La cronaca nera si è fatta rapace, aggressiva, veloce. Vuole certezze immediate laddove il nostro lavoro esige tempi lunghi e riscontri complessi. Non bastassero gli errori degli inquirenti, il pressapochismo, l’eccessiva fiducia nella tecnologia e i problemi mediatici, ci si mette anche il pubblico che si divide equamente tra chi ci accusa di eccessivo garantismo, chi di livore giustizialista e chi semplicemente pensa che gli esperti dovrebbero stare zitti e lasciare lavorare i magistrati. Ci si dimentica che un criminologo, se fa bene il proprio lavoro (e ognuno faccia le sue considerazioni al riguardo), svolge una funzione di garanzia civile oltre che di ausilio per gli inquirenti. Io almeno la vedo così.
 
Ma torniamo al caso Rea. Non si mette la croce addosso a nessuno nel constatare che la versione offerta dal marito di Melania, Salvatore Parolisi, presenta buchi, omissioni e incongruenze.
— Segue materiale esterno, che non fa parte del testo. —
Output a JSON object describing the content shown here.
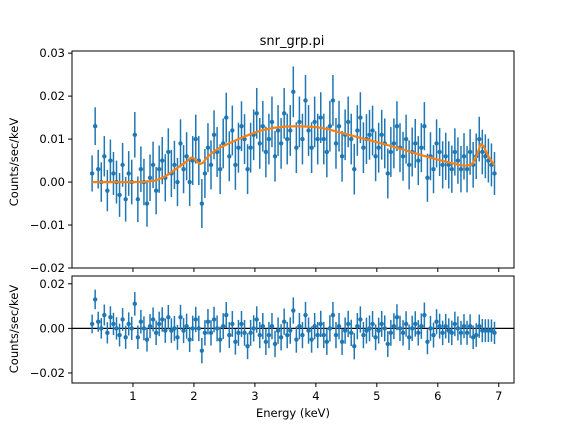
{
  "chart_data": [
    {
      "type": "scatter",
      "title": "snr_grp.pi",
      "xlabel": "",
      "ylabel": "Counts/sec/keV",
      "xlim": [
        0.0,
        7.25
      ],
      "ylim": [
        -0.02,
        0.0305
      ],
      "xticks": [
        1,
        2,
        3,
        4,
        5,
        6,
        7
      ],
      "show_xtick_labels": false,
      "yticks": [
        -0.02,
        -0.01,
        0.0,
        0.01,
        0.02,
        0.03
      ],
      "ytick_labels": [
        "−0.02",
        "−0.01",
        "0.00",
        "0.01",
        "0.02",
        "0.03"
      ],
      "grid": false,
      "colors": {
        "data": "#1f77b4",
        "model": "#ff7f0e"
      },
      "series": [
        {
          "kind": "errorbar",
          "x": [
            0.33,
            0.38,
            0.43,
            0.48,
            0.53,
            0.58,
            0.63,
            0.68,
            0.73,
            0.78,
            0.83,
            0.88,
            0.93,
            0.98,
            1.03,
            1.08,
            1.13,
            1.18,
            1.23,
            1.28,
            1.33,
            1.38,
            1.43,
            1.48,
            1.53,
            1.58,
            1.63,
            1.68,
            1.73,
            1.78,
            1.83,
            1.88,
            1.93,
            1.98,
            2.03,
            2.08,
            2.13,
            2.18,
            2.23,
            2.28,
            2.33,
            2.38,
            2.43,
            2.48,
            2.53,
            2.58,
            2.63,
            2.68,
            2.73,
            2.78,
            2.83,
            2.88,
            2.93,
            2.98,
            3.03,
            3.08,
            3.13,
            3.18,
            3.23,
            3.28,
            3.33,
            3.38,
            3.43,
            3.48,
            3.53,
            3.58,
            3.63,
            3.68,
            3.73,
            3.78,
            3.83,
            3.88,
            3.93,
            3.98,
            4.03,
            4.08,
            4.13,
            4.18,
            4.23,
            4.28,
            4.33,
            4.38,
            4.43,
            4.48,
            4.53,
            4.58,
            4.63,
            4.68,
            4.73,
            4.78,
            4.83,
            4.88,
            4.93,
            4.98,
            5.03,
            5.08,
            5.13,
            5.18,
            5.23,
            5.28,
            5.33,
            5.38,
            5.43,
            5.48,
            5.53,
            5.58,
            5.63,
            5.68,
            5.73,
            5.78,
            5.83,
            5.88,
            5.93,
            5.98,
            6.03,
            6.08,
            6.13,
            6.18,
            6.23,
            6.28,
            6.33,
            6.38,
            6.43,
            6.48,
            6.53,
            6.58,
            6.63,
            6.68,
            6.73,
            6.78,
            6.83,
            6.88,
            6.93
          ],
          "y": [
            0.002,
            0.013,
            0.003,
            0.0,
            0.006,
            -0.002,
            0.005,
            0.002,
            0.0,
            -0.003,
            0.004,
            -0.004,
            0.002,
            0.0,
            0.011,
            -0.004,
            0.003,
            0.0,
            -0.005,
            0.001,
            0.004,
            -0.002,
            0.003,
            0.005,
            0.001,
            0.007,
            0.002,
            0.004,
            0.0,
            0.009,
            0.003,
            0.006,
            0.0,
            0.005,
            0.01,
            0.005,
            -0.005,
            0.002,
            0.008,
            0.004,
            0.011,
            0.007,
            0.003,
            0.009,
            0.015,
            0.006,
            0.012,
            0.004,
            0.008,
            0.013,
            0.01,
            0.003,
            0.008,
            0.011,
            0.016,
            0.009,
            0.013,
            0.007,
            0.01,
            0.014,
            0.006,
            0.012,
            0.009,
            0.016,
            0.01,
            0.012,
            0.021,
            0.008,
            0.014,
            0.01,
            0.019,
            0.012,
            0.008,
            0.014,
            0.01,
            0.015,
            0.01,
            0.007,
            0.013,
            0.019,
            0.009,
            0.013,
            0.006,
            0.011,
            0.014,
            0.01,
            0.003,
            0.012,
            0.015,
            0.008,
            0.01,
            0.011,
            0.012,
            0.006,
            0.008,
            0.011,
            0.009,
            0.002,
            0.007,
            0.009,
            0.013,
            0.008,
            0.006,
            0.01,
            0.004,
            0.007,
            0.009,
            0.005,
            0.008,
            0.013,
            0.001,
            0.006,
            0.003,
            0.009,
            0.007,
            0.004,
            0.006,
            0.004,
            0.003,
            0.007,
            0.005,
            0.003,
            0.006,
            0.003,
            0.007,
            0.004,
            0.006,
            0.01,
            0.007,
            0.006,
            0.005,
            0.004,
            0.002
          ],
          "yerr": [
            0.0042,
            0.0044,
            0.0045,
            0.0046,
            0.0047,
            0.0048,
            0.0049,
            0.005,
            0.005,
            0.0051,
            0.0051,
            0.0052,
            0.0052,
            0.0052,
            0.0053,
            0.0053,
            0.0053,
            0.0054,
            0.0054,
            0.0054,
            0.0054,
            0.0055,
            0.0055,
            0.0055,
            0.0055,
            0.0055,
            0.0055,
            0.0056,
            0.0056,
            0.0056,
            0.0056,
            0.0056,
            0.0056,
            0.0057,
            0.0057,
            0.0057,
            0.0057,
            0.0057,
            0.0057,
            0.0057,
            0.0057,
            0.0058,
            0.0058,
            0.0058,
            0.0058,
            0.0058,
            0.0058,
            0.0058,
            0.0058,
            0.0058,
            0.0058,
            0.0058,
            0.0058,
            0.0059,
            0.0059,
            0.0059,
            0.0059,
            0.0059,
            0.0059,
            0.0059,
            0.0059,
            0.0059,
            0.0059,
            0.0059,
            0.0059,
            0.0059,
            0.0059,
            0.0059,
            0.0059,
            0.0059,
            0.0059,
            0.0059,
            0.0059,
            0.0059,
            0.0059,
            0.0059,
            0.0059,
            0.0059,
            0.0059,
            0.0059,
            0.0059,
            0.0059,
            0.0059,
            0.0059,
            0.0059,
            0.0059,
            0.0059,
            0.0059,
            0.0059,
            0.0059,
            0.0058,
            0.0058,
            0.0058,
            0.0058,
            0.0058,
            0.0058,
            0.0058,
            0.0058,
            0.0058,
            0.0058,
            0.0058,
            0.0057,
            0.0057,
            0.0057,
            0.0057,
            0.0057,
            0.0057,
            0.0057,
            0.0057,
            0.0056,
            0.0056,
            0.0056,
            0.0056,
            0.0056,
            0.0056,
            0.0055,
            0.0055,
            0.0055,
            0.0055,
            0.0055,
            0.0054,
            0.0054,
            0.0054,
            0.0054,
            0.0053,
            0.0053,
            0.0053,
            0.0052,
            0.0052,
            0.0051,
            0.0051,
            0.005,
            0.005
          ]
        },
        {
          "kind": "line",
          "x": [
            0.33,
            0.5,
            0.8,
            1.0,
            1.2,
            1.35,
            1.45,
            1.55,
            1.65,
            1.75,
            1.8,
            1.85,
            1.9,
            1.95,
            2.0,
            2.05,
            2.1,
            2.15,
            2.2,
            2.3,
            2.4,
            2.5,
            2.7,
            2.9,
            3.1,
            3.3,
            3.5,
            3.7,
            4.0,
            4.2,
            4.4,
            4.6,
            4.8,
            5.0,
            5.2,
            5.4,
            5.6,
            5.8,
            6.0,
            6.2,
            6.35,
            6.45,
            6.55,
            6.6,
            6.65,
            6.7,
            6.75,
            6.8,
            6.85,
            6.9,
            6.93
          ],
          "y": [
            0.0,
            0.0,
            0.0,
            0.0,
            0.0001,
            0.0003,
            0.0008,
            0.0015,
            0.0025,
            0.0035,
            0.004,
            0.0045,
            0.005,
            0.0057,
            0.0055,
            0.0048,
            0.0042,
            0.0045,
            0.0055,
            0.0068,
            0.0078,
            0.0085,
            0.0098,
            0.011,
            0.012,
            0.0126,
            0.0129,
            0.013,
            0.0128,
            0.0123,
            0.0115,
            0.0108,
            0.01,
            0.0093,
            0.0085,
            0.0077,
            0.0068,
            0.006,
            0.0052,
            0.0045,
            0.004,
            0.0038,
            0.004,
            0.005,
            0.0065,
            0.0088,
            0.0084,
            0.0068,
            0.0055,
            0.0045,
            0.004
          ]
        }
      ]
    },
    {
      "type": "scatter",
      "title": "",
      "xlabel": "Energy (keV)",
      "ylabel": "Counts/sec/keV",
      "xlim": [
        0.0,
        7.25
      ],
      "ylim": [
        -0.0245,
        0.0235
      ],
      "xticks": [
        1,
        2,
        3,
        4,
        5,
        6,
        7
      ],
      "xtick_labels": [
        "1",
        "2",
        "3",
        "4",
        "5",
        "6",
        "7"
      ],
      "yticks": [
        -0.02,
        0.0,
        0.02
      ],
      "ytick_labels": [
        "−0.02",
        "0.00",
        "0.02"
      ],
      "grid": false,
      "zero_line": true,
      "colors": {
        "data": "#1f77b4",
        "zero_line": "#000000"
      },
      "series": [
        {
          "kind": "errorbar",
          "x": [
            0.33,
            0.38,
            0.43,
            0.48,
            0.53,
            0.58,
            0.63,
            0.68,
            0.73,
            0.78,
            0.83,
            0.88,
            0.93,
            0.98,
            1.03,
            1.08,
            1.13,
            1.18,
            1.23,
            1.28,
            1.33,
            1.38,
            1.43,
            1.48,
            1.53,
            1.58,
            1.63,
            1.68,
            1.73,
            1.78,
            1.83,
            1.88,
            1.93,
            1.98,
            2.03,
            2.08,
            2.13,
            2.18,
            2.23,
            2.28,
            2.33,
            2.38,
            2.43,
            2.48,
            2.53,
            2.58,
            2.63,
            2.68,
            2.73,
            2.78,
            2.83,
            2.88,
            2.93,
            2.98,
            3.03,
            3.08,
            3.13,
            3.18,
            3.23,
            3.28,
            3.33,
            3.38,
            3.43,
            3.48,
            3.53,
            3.58,
            3.63,
            3.68,
            3.73,
            3.78,
            3.83,
            3.88,
            3.93,
            3.98,
            4.03,
            4.08,
            4.13,
            4.18,
            4.23,
            4.28,
            4.33,
            4.38,
            4.43,
            4.48,
            4.53,
            4.58,
            4.63,
            4.68,
            4.73,
            4.78,
            4.83,
            4.88,
            4.93,
            4.98,
            5.03,
            5.08,
            5.13,
            5.18,
            5.23,
            5.28,
            5.33,
            5.38,
            5.43,
            5.48,
            5.53,
            5.58,
            5.63,
            5.68,
            5.73,
            5.78,
            5.83,
            5.88,
            5.93,
            5.98,
            6.03,
            6.08,
            6.13,
            6.18,
            6.23,
            6.28,
            6.33,
            6.38,
            6.43,
            6.48,
            6.53,
            6.58,
            6.63,
            6.68,
            6.73,
            6.78,
            6.83,
            6.88,
            6.93
          ],
          "y": [
            0.002,
            0.013,
            0.003,
            0.0,
            0.006,
            -0.002,
            0.005,
            0.002,
            0.0,
            -0.003,
            0.004,
            -0.004,
            0.002,
            0.0,
            0.011,
            -0.004,
            0.003,
            0.0,
            -0.005,
            0.001,
            0.004,
            -0.002,
            0.002,
            0.004,
            -0.001,
            0.005,
            -0.001,
            0.0,
            -0.004,
            0.005,
            -0.001,
            0.001,
            -0.005,
            0.0,
            0.004,
            0.0,
            -0.01,
            -0.002,
            0.003,
            -0.002,
            0.004,
            0.0,
            -0.005,
            0.001,
            0.006,
            -0.003,
            0.002,
            -0.006,
            -0.002,
            0.002,
            -0.002,
            -0.008,
            -0.002,
            0.0,
            0.004,
            -0.003,
            0.001,
            -0.006,
            -0.003,
            0.001,
            -0.007,
            -0.001,
            -0.004,
            0.003,
            -0.003,
            -0.001,
            0.008,
            -0.005,
            0.001,
            -0.003,
            0.006,
            -0.001,
            -0.005,
            0.001,
            -0.003,
            0.002,
            -0.003,
            -0.006,
            0.0,
            0.006,
            -0.003,
            0.001,
            -0.006,
            -0.001,
            0.002,
            -0.002,
            -0.008,
            0.001,
            0.004,
            -0.003,
            -0.001,
            0.0,
            0.002,
            -0.004,
            -0.001,
            0.002,
            0.0,
            -0.007,
            -0.002,
            0.001,
            0.005,
            0.0,
            -0.002,
            0.002,
            -0.004,
            0.0,
            0.002,
            -0.002,
            0.001,
            0.006,
            -0.006,
            0.0,
            -0.003,
            0.003,
            0.001,
            -0.002,
            0.001,
            -0.001,
            -0.002,
            0.002,
            0.0,
            -0.002,
            0.001,
            -0.002,
            0.001,
            -0.004,
            -0.003,
            0.001,
            -0.001,
            -0.001,
            -0.001,
            -0.001,
            -0.002
          ],
          "yerr": [
            0.0042,
            0.0044,
            0.0045,
            0.0046,
            0.0047,
            0.0048,
            0.0049,
            0.005,
            0.005,
            0.0051,
            0.0051,
            0.0052,
            0.0052,
            0.0052,
            0.0053,
            0.0053,
            0.0053,
            0.0054,
            0.0054,
            0.0054,
            0.0054,
            0.0055,
            0.0055,
            0.0055,
            0.0055,
            0.0055,
            0.0055,
            0.0056,
            0.0056,
            0.0056,
            0.0056,
            0.0056,
            0.0056,
            0.0057,
            0.0057,
            0.0057,
            0.0057,
            0.0057,
            0.0057,
            0.0057,
            0.0057,
            0.0058,
            0.0058,
            0.0058,
            0.0058,
            0.0058,
            0.0058,
            0.0058,
            0.0058,
            0.0058,
            0.0058,
            0.0058,
            0.0058,
            0.0059,
            0.0059,
            0.0059,
            0.0059,
            0.0059,
            0.0059,
            0.0059,
            0.0059,
            0.0059,
            0.0059,
            0.0059,
            0.0059,
            0.0059,
            0.0059,
            0.0059,
            0.0059,
            0.0059,
            0.0059,
            0.0059,
            0.0059,
            0.0059,
            0.0059,
            0.0059,
            0.0059,
            0.0059,
            0.0059,
            0.0059,
            0.0059,
            0.0059,
            0.0059,
            0.0059,
            0.0059,
            0.0059,
            0.0059,
            0.0059,
            0.0059,
            0.0059,
            0.0058,
            0.0058,
            0.0058,
            0.0058,
            0.0058,
            0.0058,
            0.0058,
            0.0058,
            0.0058,
            0.0058,
            0.0058,
            0.0057,
            0.0057,
            0.0057,
            0.0057,
            0.0057,
            0.0057,
            0.0057,
            0.0057,
            0.0056,
            0.0056,
            0.0056,
            0.0056,
            0.0056,
            0.0056,
            0.0055,
            0.0055,
            0.0055,
            0.0055,
            0.0055,
            0.0054,
            0.0054,
            0.0054,
            0.0054,
            0.0053,
            0.0053,
            0.0053,
            0.0052,
            0.0052,
            0.0051,
            0.0051,
            0.005,
            0.005
          ]
        }
      ]
    }
  ]
}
E’ appurato che per recarsi in bagno Melania aveva a disposizione due percorsi uno di circa tre minuti e uno di dieci. Anche avesse scelto quello più lungo, sarebbe ben lontana dai tempi indicati dal marito che pure conosce molto bene i luoghi. Perché nel racconto ai magistrati ha dilatato i tempi?
Possibile che dopo un’ora d’assenza non si sia ancora allarmato e non abbia sospettato un malore?
I tempi dell’assenza vengono giustificati con l’eventuale attesa di un caffè che Melania avrebbe ordinato al ristorante nel quale non entrerà mai e avrebbe dovuto portare al marito. Come poteva pagare il caffè se secondo il suo racconto, la moglie non aveva con sé la borsa e il portafoglio (che verrà ritrovata a casa)?
La soluzione del caso passa per questi interrogativi.
 
Ci sono poi le discrepanze tra le dichiarazioni di Salvatore e quelle dell’amico Raffaele Paciolla.
Il marito di Melania, come è noto dichiara di essere a conoscenza di particolari circa il cadavere della moglie (senza averlo visto di persona) in quanto l’amico presente al ritrovamento  gli avrebbe inviato le foto fatte con il telefonino, foto che successivamente avrebbe cancellato. Raffaele Paciolla smentisce di aver mai fatto fotografie sul luogo, circostanza che a chi ha un pò di dimestichezza con i sopralluoghi giudiziari, sembra più che probabile.
Posto che la messa in atto di un depistaggio (le ferite inferte in tempi differenziati, la siringa sul seno, le incisioni da arma da taglio) appare fin troppo evidenti, e che nessun testimone ha visto Melania in compagnia del marito risulta grave che il sottoufficiale non sia stato posto in stato di osservazione subito dopo la denuncia della scomparsa della moglie.
 
Di fatto non sappiamo nemmeno se è vera la prima versione di Raffele Paciolla, che in un primo tempo afferma che Salvatore ha dormito nella sua abitazione la notte del 18 aprile (giorno della scomparsa) e si sarebbe assentato senza dare spiegazioni la mattina del 19 per circa due ore, o se è vera quella fornita in un secondo tempo che sposta l’ospitalità al 20 aprile notte e rende dunque ininfluente l’assenza del marito di Melania.
Oggi avremo i risultati di una seconda autopsia che chiarirà meglio la dinamica delle ferite da taglio, ma soprattutto siamo in attesa dei rilievi tecnici sui telefonini coinvolti dalla vicenda.
La sensazione è che, salvo macroscopici errori degli inquirenti, la soluzione sia vicina.
 
Più vicina al bosco di Ripe di Civitella che ai giardinetti di Colle San Marco.